Theodosia Throckmorton spends most of her days at London’s Museum of Legends and Antiquities, where her father is the head curator. In her time there, she’s discovered she has a talent which allows her to see the curses placed on the artifacts that arrive at the museum. Safely dispelling these threats consumes much of her time. When her mother returns from Egypt with an exceedingly curse laden shipment of newly discovered Egyptian items she finds out there are quite a few people with interest in these ancient magics and not all of them are nice.
Though this series may have been mentioned to me before, I truly discovered it for the first time while standing in line at the bookstore vendor at the NH Library Association conference in May. There it was, lying on the table, looking very much like an adventure book with a female lead. Further perusal of the table revealed it wasn’t just a book, but a series, and unfortunately book 1 was not there for sale. Impulse buy thwarted!
The first book, Serpents of Chaos, was shortly acquired. The book introduces Theodosia Throckmorton, an intelligent girl with an unusual magical gift: not only can she sense and see curses that have been placed on people and objects, but she’s quite adept at figuring out how to remove them, as well. This is fortunate, because her father is the head curator at the Museum of Legends and Antiquities and her mother is an archaeologist. As a result, she finds herself constantly surrounded by objects infested with ancient Egyptian magic. Mostly hostile. And her parents haven’t the slightest idea.

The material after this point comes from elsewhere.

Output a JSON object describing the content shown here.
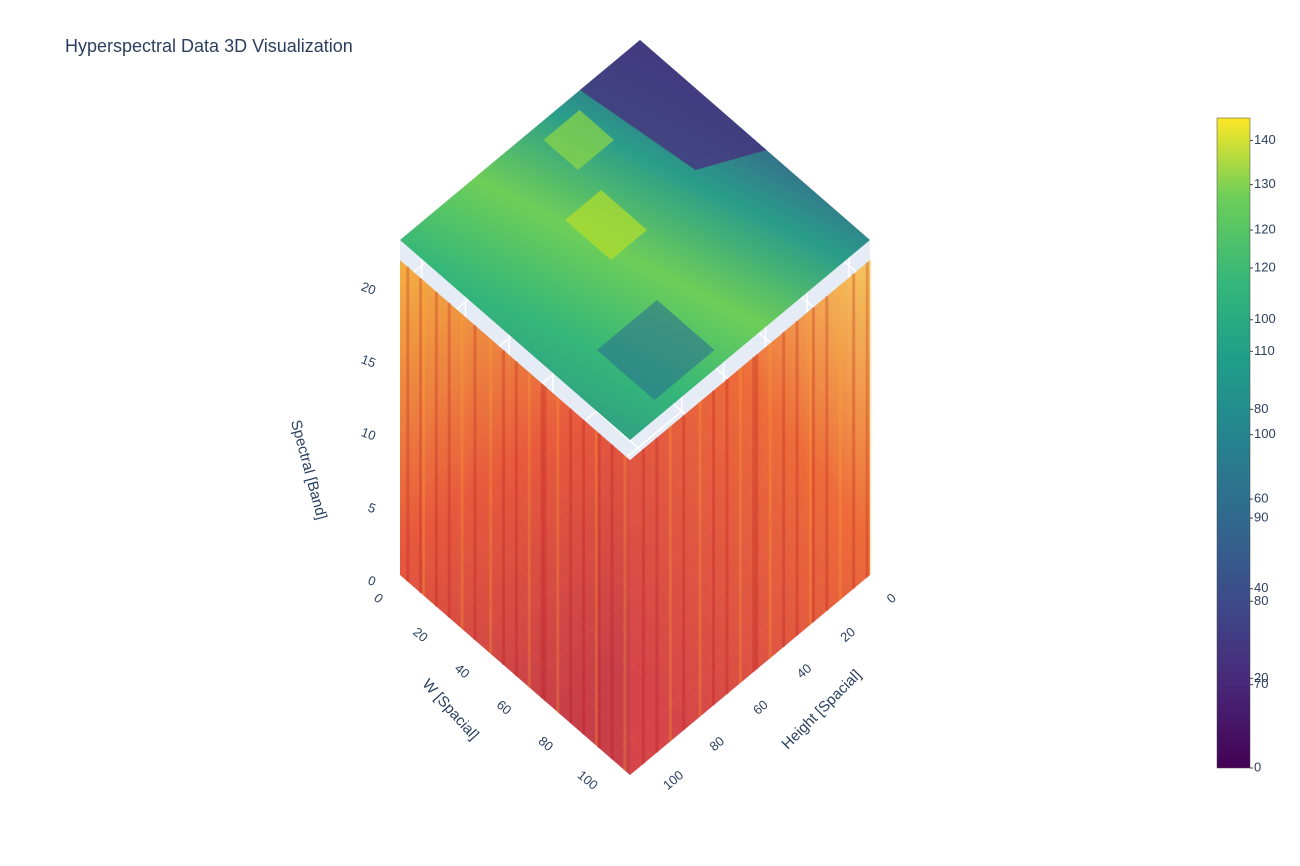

During the course of the book, Theodosia finds that she isn’t the only person aware of the magical properties of these objects. We’re introduced to two warring factions — the evil Serpents of Chaos, and the seemingly good Brotherhood of the Chosen Keepers. I say seemingly because I just feel like in the end they’ll turn out to be evil too, or at least have an agenda that doesn’t quite mesh with hers.
In any case, the book itself was fine. The plot ended up a bit thin, mainly because of the need to introduce all of the characters — quite a bit of time was spent going back and forth between locations and providing information about what one expects will be the main settings of the series. Understandable, though perhaps not as seamlessly done as it could have been. And the settings themselves are marvelous; I love London, and the author did evoke a good feel for it as Theodosia walks (or is otherwise transported) from place to place.
Unfortunately, I didn’t come away with nearly as much engagement with the characters. The villains are as yet cardboard, and I still harbor too many suspicions of the Good Guy adults to feel safe to have any attachment to them. Theodosia’s two child companions, Sticky Will (Street Urchin and Thief with a Heart of Gold) and her brother Henry (Pesty Brother and Schoolboy) are not developed enough to transcend their stereotypical backgrounds. Mr. and Mrs. Throckmorton do not fare much better, being very uneven — they seem almost aggressively uninterested in anything Theo has to say to the point where it strains credulity; one would expect that most academics would at least be mildly interested in a child of their own who seemed so interested in their work. Theo’s grandmother showed some hints of promise, but she was not on camera enough to be certain. So that leaves Theo herself as the only person to receive enough depth to emerge from this book as a round character, one with motivations and interests which the reader has explored in detail. And perhaps that is enough, for a first book, but I rather wish it had been at least two.
On the other hand, the book was well-paced, and in spite of the constant scene shifts, the book manages to hang together as a whole, rather than feeling like several separate adventures shoved together. And it’s good enough for me to check out the second book, which should provide me with enough data to decide if I’m ultimately going to like the whole series or not.
Theodosia is interesting, smart and determined. It’s a shame that she couldn’t have a female child companion (by the end of the book it’s looking like her primary assistants will be two male children), or that the other female characters weren’t a bit more memorable or well developed, but one can’t have everything. This book mainly serves to set up what one assumes will be the central conflict of the series going forward and to introduce characters, but is not bad for all that. The idea is a good one and the pre-WWI British setting is a nice departure. This series has a good amount of potential to which it will hopefully live up.